In MEDIUM mode, you can optionally use the SAMPLING SIZE keywords to specify the minimum number of rows to sample for calculating column distribution statistics. If the Resolution clause omits the RESOLUTION keyword and specifies no confidence level and no percent value, then the number of rows that HCL OneDB™ samples will be the larger of the following two values:
  • The min value that you specify immediately after the SAMPLING SIZE keywords
  • The sampling size that is required for the default percent of rows in each bin (2.5%) and for the minimum confidence level (0.80).
If a sampling size is specified in a Resolution clause that includes explicit values for both the average percent of sampled rows per bin and for the confidence level, then the number of sampled rows will be the larger of these two values:
  • The min value that you specify immediately after the SAMPLING SIZE keywords
  • The sampling size that is required for the specified percent of rows and for the specified confidence level.

If a sampling size is specified in a Resolution clause that includes an average percentage value but sets no confidence level, then the minimum confidence value of 0.80 is used to calculate the actual sampling size for HCL OneDB to use if the specified size is smaller.

For example, the following statement calculates statistics for two columns of the customer table, without updating index information.
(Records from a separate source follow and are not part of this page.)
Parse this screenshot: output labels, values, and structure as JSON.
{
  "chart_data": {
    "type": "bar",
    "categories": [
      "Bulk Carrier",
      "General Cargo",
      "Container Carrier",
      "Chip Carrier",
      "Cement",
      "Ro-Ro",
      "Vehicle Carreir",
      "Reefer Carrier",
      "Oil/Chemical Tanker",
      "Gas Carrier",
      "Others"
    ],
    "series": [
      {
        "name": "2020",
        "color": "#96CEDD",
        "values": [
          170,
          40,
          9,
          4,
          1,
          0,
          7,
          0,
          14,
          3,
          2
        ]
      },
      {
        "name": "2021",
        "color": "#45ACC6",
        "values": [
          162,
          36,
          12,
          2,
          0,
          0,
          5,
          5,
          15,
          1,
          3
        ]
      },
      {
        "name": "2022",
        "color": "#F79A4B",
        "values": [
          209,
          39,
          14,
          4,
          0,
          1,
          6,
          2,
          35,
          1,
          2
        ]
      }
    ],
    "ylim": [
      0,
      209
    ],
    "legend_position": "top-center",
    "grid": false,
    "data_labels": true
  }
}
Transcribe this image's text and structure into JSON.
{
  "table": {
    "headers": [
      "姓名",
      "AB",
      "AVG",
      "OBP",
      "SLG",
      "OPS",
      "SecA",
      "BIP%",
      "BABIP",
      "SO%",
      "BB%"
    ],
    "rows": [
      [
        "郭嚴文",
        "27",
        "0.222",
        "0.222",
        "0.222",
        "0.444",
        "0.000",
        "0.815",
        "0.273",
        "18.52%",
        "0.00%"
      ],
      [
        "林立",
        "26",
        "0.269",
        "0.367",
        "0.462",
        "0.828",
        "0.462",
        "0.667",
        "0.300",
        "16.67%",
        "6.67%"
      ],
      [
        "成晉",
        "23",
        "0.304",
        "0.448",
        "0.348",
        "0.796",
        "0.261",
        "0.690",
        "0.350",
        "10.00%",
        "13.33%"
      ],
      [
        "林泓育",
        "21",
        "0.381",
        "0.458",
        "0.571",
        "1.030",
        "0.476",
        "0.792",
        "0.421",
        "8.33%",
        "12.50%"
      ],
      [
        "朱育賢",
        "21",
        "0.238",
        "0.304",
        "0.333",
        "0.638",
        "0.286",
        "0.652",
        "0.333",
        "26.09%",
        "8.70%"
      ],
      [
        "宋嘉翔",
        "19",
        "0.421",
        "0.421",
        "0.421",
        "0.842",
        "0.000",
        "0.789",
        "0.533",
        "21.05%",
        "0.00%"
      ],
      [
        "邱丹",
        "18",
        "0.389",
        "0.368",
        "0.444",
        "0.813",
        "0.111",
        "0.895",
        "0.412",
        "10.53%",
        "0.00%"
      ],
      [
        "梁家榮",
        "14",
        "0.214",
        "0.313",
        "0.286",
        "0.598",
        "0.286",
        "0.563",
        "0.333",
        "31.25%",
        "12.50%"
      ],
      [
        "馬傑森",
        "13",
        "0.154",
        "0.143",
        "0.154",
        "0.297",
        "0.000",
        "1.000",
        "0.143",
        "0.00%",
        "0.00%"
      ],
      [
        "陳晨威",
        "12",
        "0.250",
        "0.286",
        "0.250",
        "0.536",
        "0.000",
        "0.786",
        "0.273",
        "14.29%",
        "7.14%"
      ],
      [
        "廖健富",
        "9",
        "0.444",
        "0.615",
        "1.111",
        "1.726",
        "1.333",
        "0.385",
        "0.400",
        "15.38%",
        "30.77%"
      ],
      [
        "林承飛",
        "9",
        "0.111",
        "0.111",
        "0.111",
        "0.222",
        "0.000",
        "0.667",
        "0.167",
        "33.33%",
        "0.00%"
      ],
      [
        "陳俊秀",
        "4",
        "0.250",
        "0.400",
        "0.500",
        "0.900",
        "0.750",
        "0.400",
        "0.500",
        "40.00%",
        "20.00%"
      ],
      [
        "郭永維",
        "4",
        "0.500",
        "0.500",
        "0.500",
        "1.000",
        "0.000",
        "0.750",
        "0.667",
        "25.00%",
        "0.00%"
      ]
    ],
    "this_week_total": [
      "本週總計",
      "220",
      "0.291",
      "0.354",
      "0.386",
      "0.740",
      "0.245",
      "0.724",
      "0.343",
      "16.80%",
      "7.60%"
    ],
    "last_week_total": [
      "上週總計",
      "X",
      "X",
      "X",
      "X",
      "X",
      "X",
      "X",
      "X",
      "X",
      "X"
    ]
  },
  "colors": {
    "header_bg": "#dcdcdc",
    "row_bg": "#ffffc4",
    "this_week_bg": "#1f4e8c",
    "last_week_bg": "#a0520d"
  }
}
At least 200 rows will be sampled, but the actual size of the sample might be larger than 200 if more rows are required to provide the default 0.80 confidence level for a sample distribution that uses approximately 50 equivalence categories, with an average percentage of 2% of the sampled values in each bin.
UPDATE STATISTICS MEDIUM FOR TABLE customer (city, state) 
   SAMPLING SIZE 200 RESOLUTION 2 DISTRIBUTIONS ONLY;

Whether or not you include an explicit SAMPLING SIZE specification in the Resolution clause, HCL OneDB records in the system catalog the actual sampling size (as a percentage of the total number of rows in the table) at the time of MEDIUM mode UPDATE STATISTICS creation.